Java开发者:Java开发者需要了解并使用Java提供的加密API和安全机制。Java为开发者提供了一套安全相关的工具和功能,帮助他们创建安全的应用程序,这些包括但不限于密钥管理、安全的通信、访问控制等。
系统管理员:对于系统管理员来说,Applet可能引入新的安全漏洞。管理员必须确保系统的安全配置能够防御这些潜在的威胁,并对系统进行恰当的维护和更新,以保护系统不受Applet或其他Java应用程序的危害。

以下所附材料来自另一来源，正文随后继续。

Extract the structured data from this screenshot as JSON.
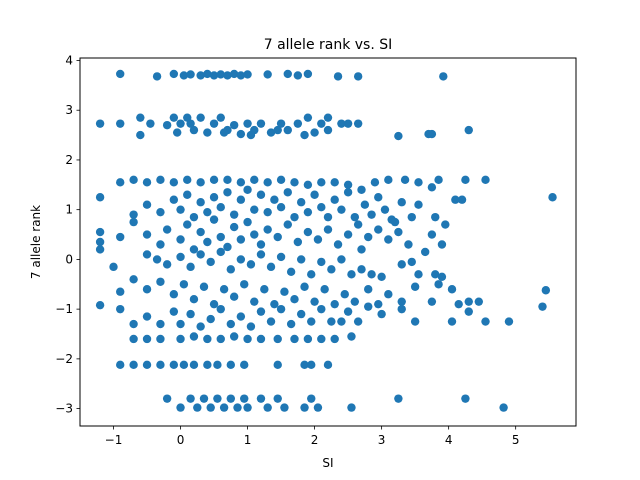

商业企业:商业企业在进行商务交易时可能会使用Applet,这些Applet需要进行安全的网络通信。企业必须确保其商务交易的安全性,避免金融信息或客户数据被未经授权的第三方窃取。
总的来说,Java的安全性对于确保Web应用的完整性、保护用户数据免受侵害以及为商业交易提供安全的环境至关重要。Java提供了一套综合的安全框架和API,但是正确地使用这些工具并保持安全意识是避免安全风险的关键。
2. Java的安全机制
2.1 编译时、运行时的检查机制
在Java语言中,安全性是一个非常重要的特性,它通过编译时和运行时的各种检查来实现:
2.1.1 编译时的验证
Java是一种强类型语言,意味着每个变量和表达式的类型都是明确且在编译时已知的,这有助于避免类型错误。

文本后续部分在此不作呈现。